Perhaps the most legally and intellectually intriguing (as well as the longest) section of the ruling was whether homosexuals lacked political power (from p. 28 to p. 47). The majority tears apart the arguments of those who say homosexuals have gotten elected to public office, they advance cases such as this, and otherwise have lots of clout. Instead the justices draw more apt parallels with women and racial minorities who likewise made advances but still quality for federal and state protections because discrimination against them remains very real.

This section likely got such in-depth treatment because it is pivotal to such arguments. Legislators and judges in other states may well perk up reading this, recognize weaknesses in their locales' positions and see the future.

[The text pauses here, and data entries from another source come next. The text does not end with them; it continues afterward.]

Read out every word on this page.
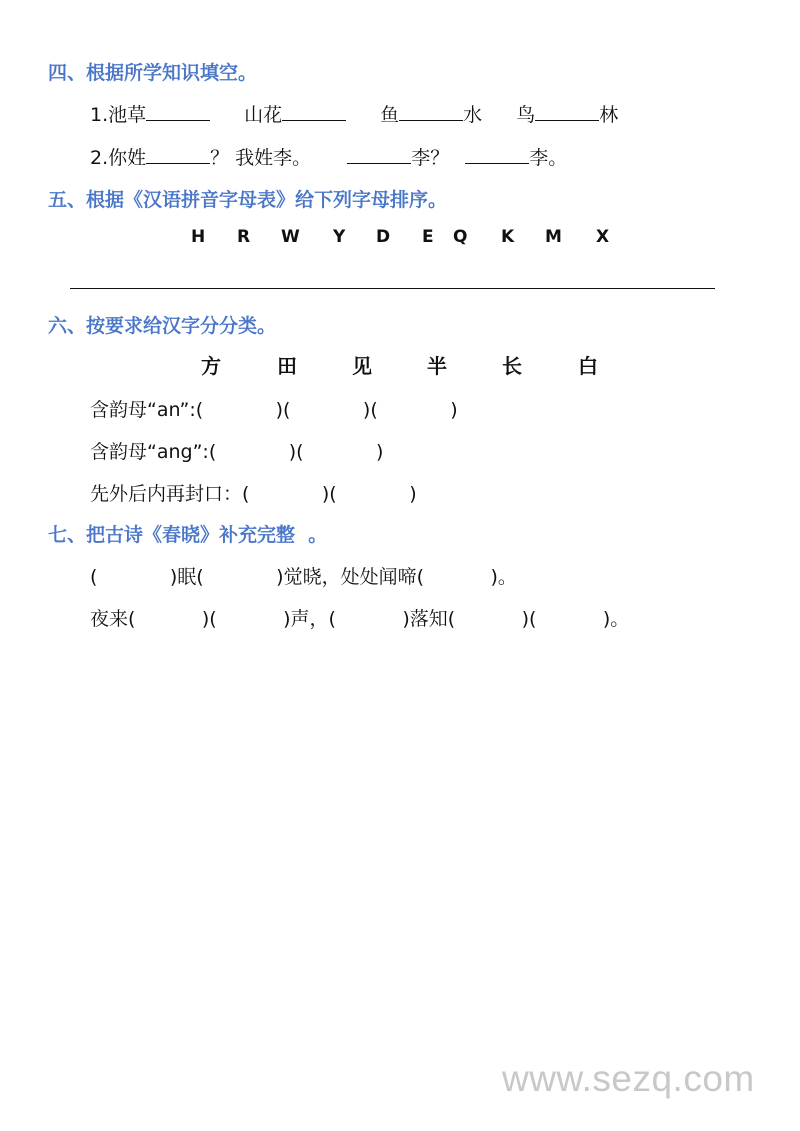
四、根据所学知识填空。
1.池草	山花	鱼	水 鸟	林
2.你姓	？ 我姓李。	李？	李。
五、根据《汉语拼音字母表》给下列字母排序。
H R W Y D E Q K M X
六、按要求给汉字分分类。
方	田	见	半	长	白
含韵母“an”:(            )(            )(            )
含韵母“ang”:(            )(            )
先外后内再封口：(            )(            )
七、把古诗《春晓》补充完整  。
(            )眠(            )觉晓，处处闻啼(           )。
夜来(           )(           )声，(           )落知(           )(           )。
www.sezq.com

There's really not much they can do short of providing marriage equality to bring equal-rights mandates into line with one-man/one-woman marriage limits.

By this point, the defense's arsenal was reduced to the harm bullet. What compelling reason could Connecticut offer to say SSM was bad for different-sex marriage? Basically, there isn't one, but there is a counterpoint. (pp. 57-58)

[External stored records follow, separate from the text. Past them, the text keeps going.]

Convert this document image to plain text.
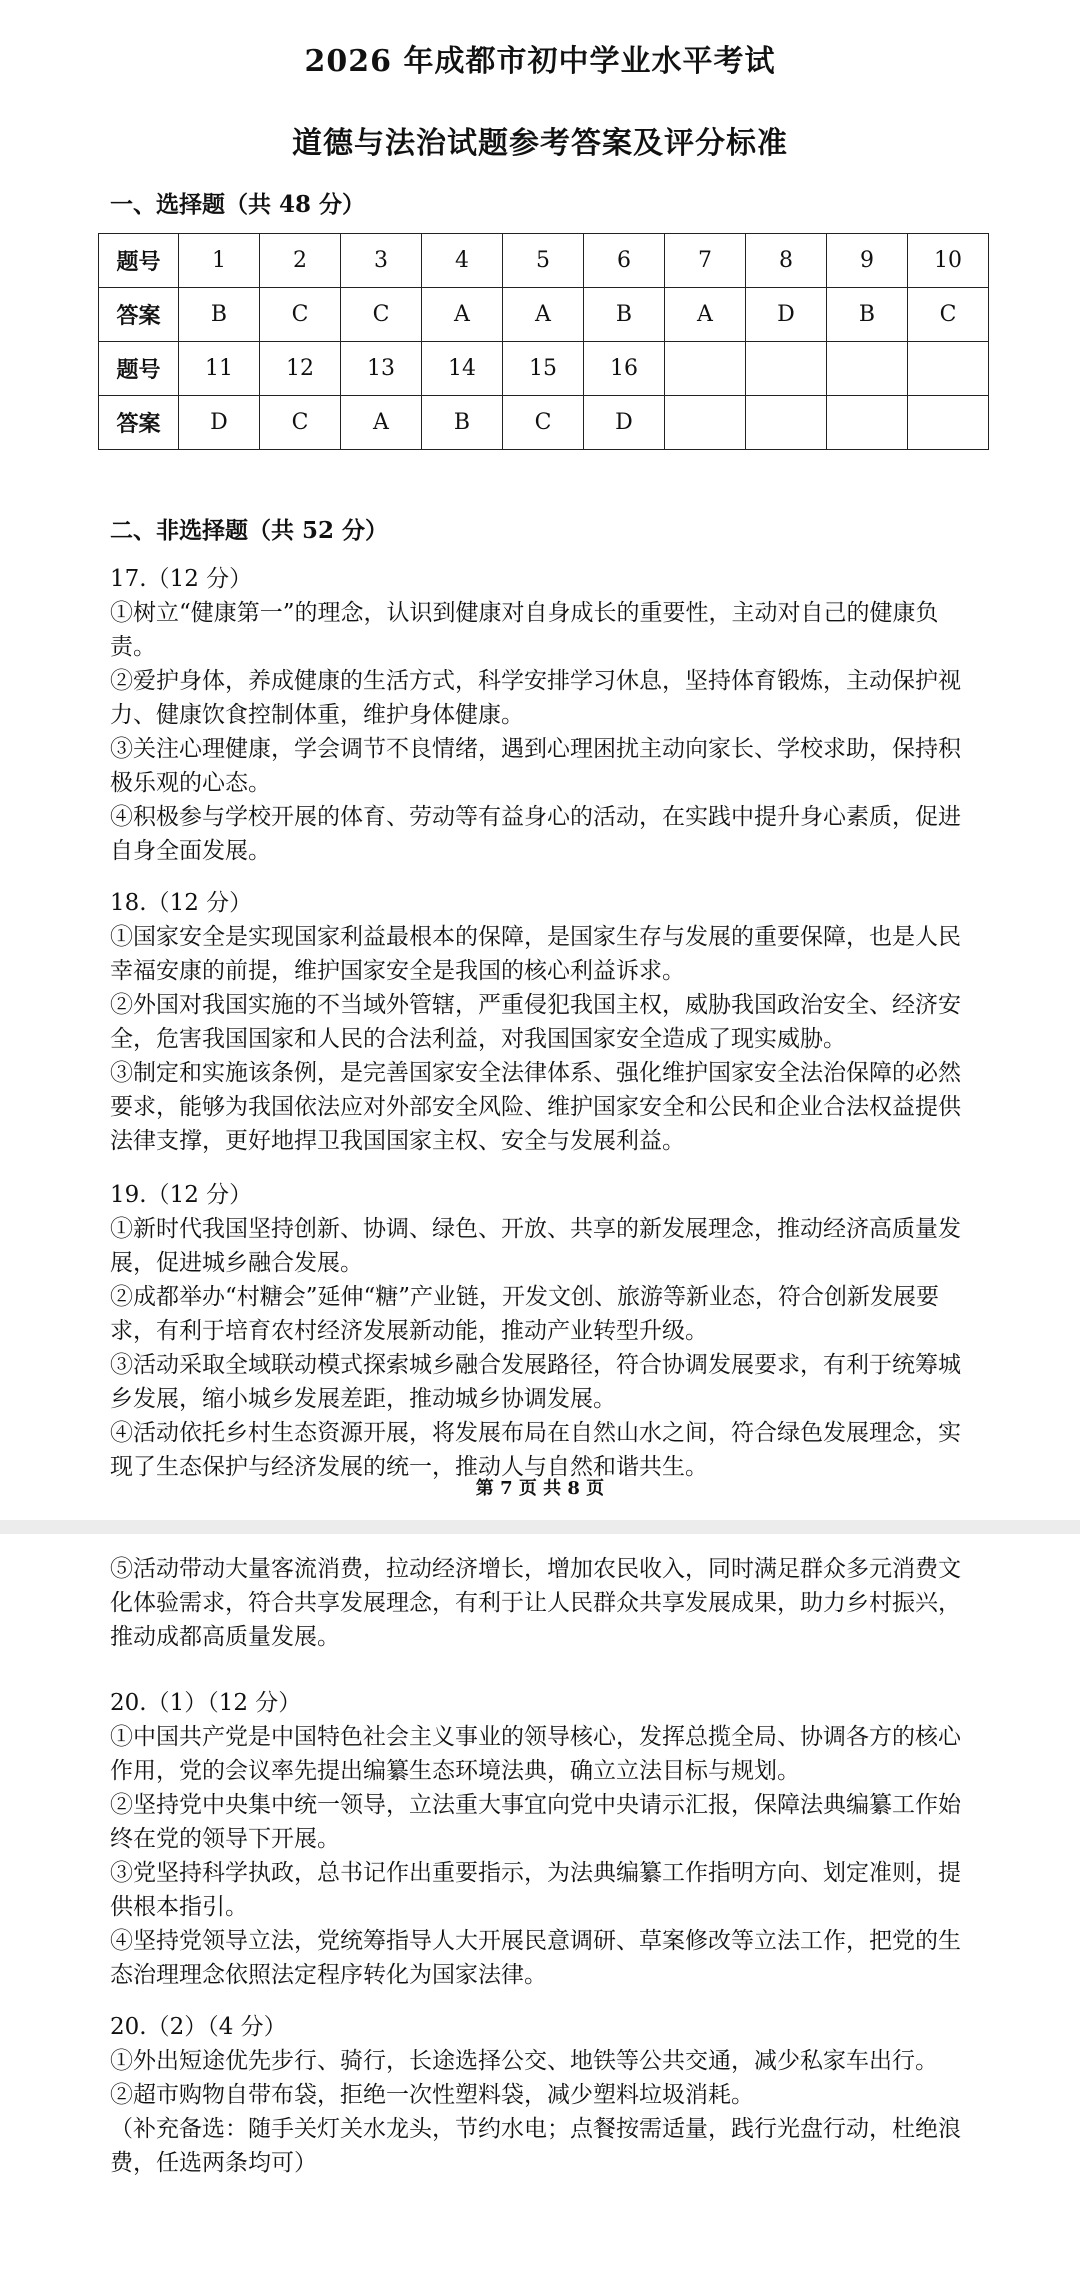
2026 年成都市初中学业水平考试
道德与法治试题参考答案及评分标准
一、选择题（共 48 分）
题号	1	2	3	4	5	6	7	8	9	10
答案	B	C	C	A	A	B	A	D	B	C
题号	11	12	13	14	15	16				
答案	D	C	A	B	C	D				
二、非选择题（共 52 分）

17.（12 分）

①树立“健康第一”的理念，认识到健康对自身成长的重要性，主动对自己的健康负责。

②爱护身体，养成健康的生活方式，科学安排学习休息，坚持体育锻炼，主动保护视力、健康饮食控制体重，维护身体健康。

③关注心理健康，学会调节不良情绪，遇到心理困扰主动向家长、学校求助，保持积极乐观的心态。

④积极参与学校开展的体育、劳动等有益身心的活动，在实践中提升身心素质，促进自身全面发展。

18.（12 分）

①国家安全是实现国家利益最根本的保障，是国家生存与发展的重要保障，也是人民幸福安康的前提，维护国家安全是我国的核心利益诉求。

②外国对我国实施的不当域外管辖，严重侵犯我国主权，威胁我国政治安全、经济安全，危害我国国家和人民的合法利益，对我国国家安全造成了现实威胁。

③制定和实施该条例，是完善国家安全法律体系、强化维护国家安全法治保障的必然要求，能够为我国依法应对外部安全风险、维护国家安全和公民和企业合法权益提供法律支撑，更好地捍卫我国国家主权、安全与发展利益。

19.（12 分）

①新时代我国坚持创新、协调、绿色、开放、共享的新发展理念，推动经济高质量发展，促进城乡融合发展。

②成都举办“村糖会”延伸“糖”产业链，开发文创、旅游等新业态，符合创新发展要求，有利于培育农村经济发展新动能，推动产业转型升级。

③活动采取全域联动模式探索城乡融合发展路径，符合协调发展要求，有利于统筹城乡发展，缩小城乡发展差距，推动城乡协调发展。

④活动依托乡村生态资源开展，将发展布局在自然山水之间，符合绿色发展理念，实现了生态保护与经济发展的统一，推动人与自然和谐共生。

第 7 页 共 8 页

⑤活动带动大量客流消费，拉动经济增长，增加农民收入，同时满足群众多元消费文化体验需求，符合共享发展理念，有利于让人民群众共享发展成果，助力乡村振兴，推动成都高质量发展。

20.（1）（12 分）

①中国共产党是中国特色社会主义事业的领导核心，发挥总揽全局、协调各方的核心作用，党的会议率先提出编纂生态环境法典，确立立法目标与规划。

②坚持党中央集中统一领导，立法重大事宜向党中央请示汇报，保障法典编纂工作始终在党的领导下开展。

③党坚持科学执政，总书记作出重要指示，为法典编纂工作指明方向、划定准则，提供根本指引。

④坚持党领导立法，党统筹指导人大开展民意调研、草案修改等立法工作，把党的生态治理理念依照法定程序转化为国家法律。

20.（2）（4 分）

①外出短途优先步行、骑行，长途选择公交、地铁等公共交通，减少私家车出行。

②超市购物自带布袋，拒绝一次性塑料袋，减少塑料垃圾消耗。

（补充备选：随手关灯关水龙头，节约水电；点餐按需适量，践行光盘行动，杜绝浪费，任选两条均可）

The justices could find no alteration of the substantive nature of marriage by SSM. "In other words, limiting marriage to opposite sex couples is not necessary to preserve the rights that those couples now enjoy." However, they found the lack of community acceptance and similar factory for SS couples denied marriage "is likely to have an especially deleterious effect on the children of the same sex couples" as well as on the couples themselves.

They went a step farther, nothing the arguments that religious autonomy would be threatened (p. 59). Churches and similar religious institutions will not have perform SSMs. Also, because "...marriage is a state sanctioned and state regulated institution, religious objections to same sex marriage cannot play a role in our determination of whether constitutional principles of equal protection mandate same sex marriage." (p 60)

Such silly panicked claims did not work in Canada or Spain or Massachusetts. They were cut off in Connecticut as well.

The Connecticut justices freely cited and applied famous cases, such as Loving v. Virginia, reveling in the new relevance. Likewise, in their conclusion, they cited Lawrence v. Texas in reference to the framers of the U.S. Constitution with the statement that they "knew [that] times can blind us to certain truths, and later generations can see that laws once thought necessary and proper in fact serve only to oppress. As the [c]onstitution endures, persons in every generation can invoke its principles in their own search for greater freedom.’’ (p. 65)

This was a great legalistic day and a great day for American freedoms. It wasn't so much as the third state legalized marriage equality. This court spoke loudly and clearly. Most Americans deep down believe in freedom that does not harm others. This decision should be a welcome and affirming one. Some people will need more processing than others on its implications.